For what this is, I wouldn’t go out of my way to call this a bad film, or even a bad sequel, but I’d just say it falls a bit below average. At least it has decent gore at times, but otherwise, it’s not really anything that special.
Directed by Dominic Sena [Other horror films: N/A]
This is a film that many, perhaps rightly so, wouldn’t consider horror – it should come as no surprise to anyone (especially those who follow me on Twitter) that my definition of horror, much like my politics, is decidedly more liberal than others. That said, while I do consider it a horror film, I understand that most probably wouldn’t.
Whether it’s horror or not, though, doesn’t take away from the actors – all four of the central actors did a fantastic job. Brad Pitt’s portrayal of a redneck serial killer is pretty eye-opening to watch. His empty-headed girlfriend, played by Juliette Lewis, was a sight to see, and how Lewis was able to keep the air-headed act up was amazing. Of course, David Duchovny was of good value – his character’s not too much different from Mulder in The X-Files, a serious, single-focused individual, not averse to having fun, but always keeping on track. Lastly, Michelle Forbes did a fine job as Carrie, Brian’s (played by Duchovny) girlfriend.
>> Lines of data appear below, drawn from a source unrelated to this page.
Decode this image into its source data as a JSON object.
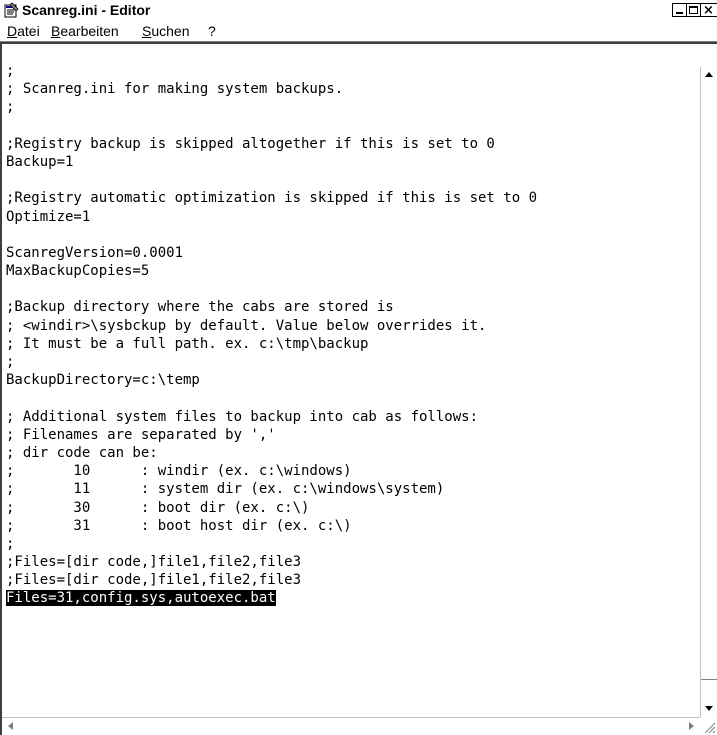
{
  "window": {
    "title": "Scanreg.ini - Editor",
    "icon": "notepad-icon",
    "buttons": {
      "minimize": "minimize-icon",
      "maximize": "maximize-icon",
      "close": "close-icon"
    }
  },
  "menu": {
    "items": [
      "Datei",
      "Bearbeiten",
      "Suchen",
      "?"
    ]
  },
  "editor": {
    "lines": [
      ";",
      "; Scanreg.ini for making system backups.",
      ";",
      "",
      ";Registry backup is skipped altogether if this is set to 0",
      "Backup=1",
      "",
      ";Registry automatic optimization is skipped if this is set to 0",
      "Optimize=1",
      "",
      "ScanregVersion=0.0001",
      "MaxBackupCopies=5",
      "",
      ";Backup directory where the cabs are stored is",
      "; <windir>\\sysbckup by default. Value below overrides it.",
      "; It must be a full path. ex. c:\\tmp\\backup",
      ";",
      "BackupDirectory=c:\\temp",
      "",
      "; Additional system files to backup into cab as follows:",
      "; Filenames are separated by ','",
      "; dir code can be:",
      ";       10      : windir (ex. c:\\windows)",
      ";       11      : system dir (ex. c:\\windows\\system)",
      ";       30      : boot dir (ex. c:\\)",
      ";       31      : boot host dir (ex. c:\\)",
      ";",
      ";Files=[dir code,]file1,file2,file3",
      ";Files=[dir code,]file1,file2,file3",
      "Files=31,config.sys,autoexec.bat"
    ],
    "selected_line_index": 29
  },
  "scrollbars": {
    "vertical": {
      "up": "scroll-up-arrow-icon",
      "down": "scroll-down-arrow-icon"
    },
    "horizontal": {
      "left": "scroll-left-arrow-icon",
      "right": "scroll-right-arrow-icon"
    }
  }
}
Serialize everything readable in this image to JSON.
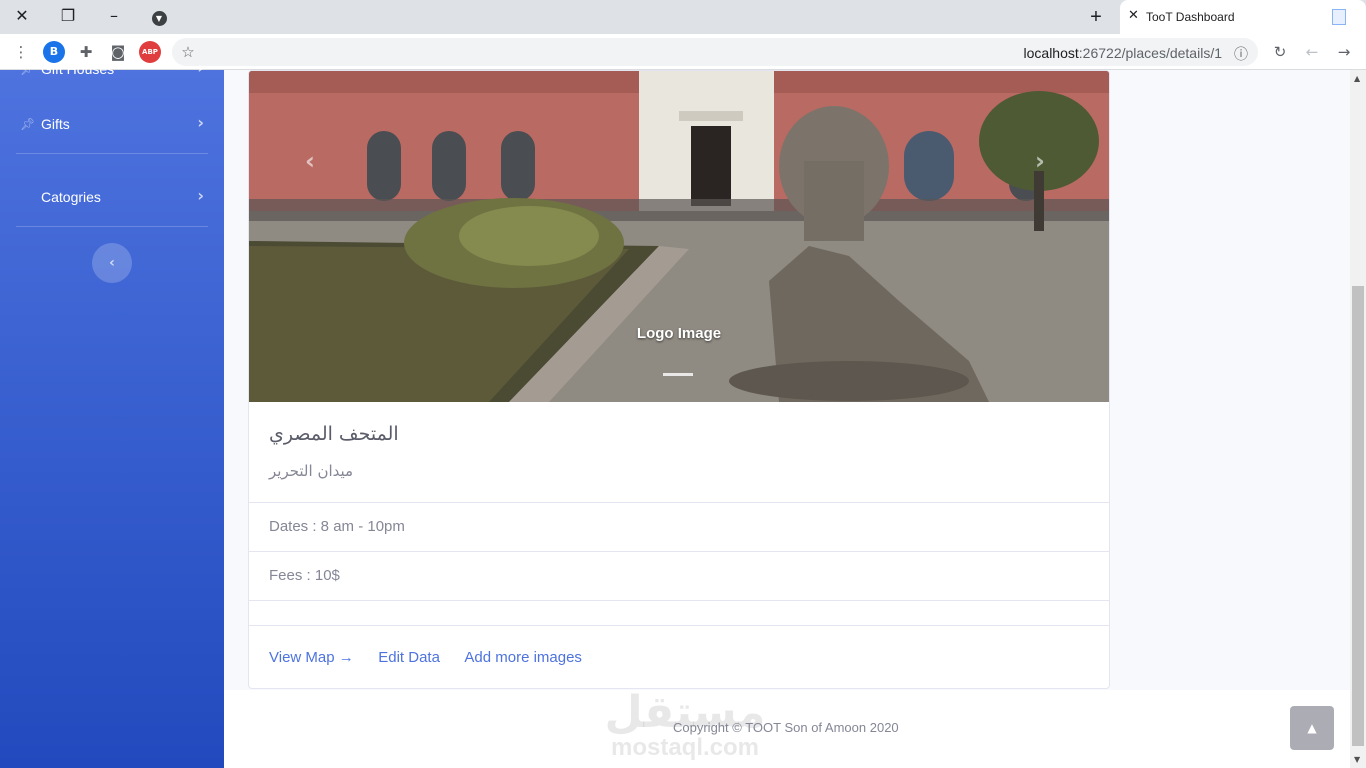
{
  "browser": {
    "tab_title": "TooT Dashboard",
    "url_host": "localhost",
    "url_rest": ":26722/places/details/1",
    "ext_b_label": "B",
    "ext_abp_label": "ABP"
  },
  "sidebar": {
    "items": [
      {
        "label": "Gift Houses"
      },
      {
        "label": "Gifts"
      },
      {
        "label": "Catogries"
      }
    ]
  },
  "place": {
    "carousel_caption": "Logo Image",
    "name": "المتحف المصري",
    "address": "ميدان التحرير",
    "dates": "Dates : 8 am - 10pm",
    "fees": "Fees : 10$"
  },
  "links": {
    "view_map": "View Map →",
    "edit_data": "Edit Data",
    "add_images": "Add more images"
  },
  "footer": {
    "copyright": "Copyright © TOOT Son of Amoon 2020",
    "watermark_ar": "مستقل",
    "watermark_en": "mostaql.com"
  },
  "colors": {
    "sidebar_gradient_top": "#4e73df",
    "sidebar_gradient_bottom": "#224abe",
    "link": "#4e73df"
  }
}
The cast is spectacular, to make matters short. Decent gore can be found a few places also, though it is rather limited. As for the story, I think it’s moderately decent, but not overly amazing. Really, the actors were the highlight of the movie. A bit of a hard one to rate, honestly, partially because it treads the line of horror/non-horror, but it was a decent movie with solid actors. Not overly crucial, and more so, not even that amazing compared to other films, but it might be worth checking out.
Directed by Craig Pryce [Other horror films: Revenge of the Radioactive Reporter (1990)]
It’s been something like three years since I saw this last, and so I had forgotten the amount to which I enjoyed it.
First thing that came to mind watching this was the actors, a majority of which do a solid job despite the obviously low budget involved. Stephen McHattie (who played the main character in Pontypool over 15 years after this film) did quite well as this film’s protagonist. Dennis O’Connor, Cynthia Belliveau, Neve Campbell all do very well also (and seeing Campbell three years prior to Scream was interesting).
In fact, my favorite scenes early on was the believable chemistry between gravediggers Jake and Ed (played by Dennis O’Connor and Jaimz Woolvett, respectfully). Their friendship struck me as very realistic, and that surprised me in a movie of this budget. The actors I didn’t care for, including most prominently Brion James, were far outshone by those I did.
And that doesn’t usually happen – in fact, very rarely in most movies to actors stand out one way or the other to me. Here, they did. The actors really were the strong point of the film. That’s not to say the story was bad, but it wasn’t dripping in creativity. More so, the special effects, when need be, were lacking. And in fact, some of the scenes early on just felt wrong. That all said, I got a good feel for the characters, and deemed it enjoyable. In short, it’s low in quality, high in fun.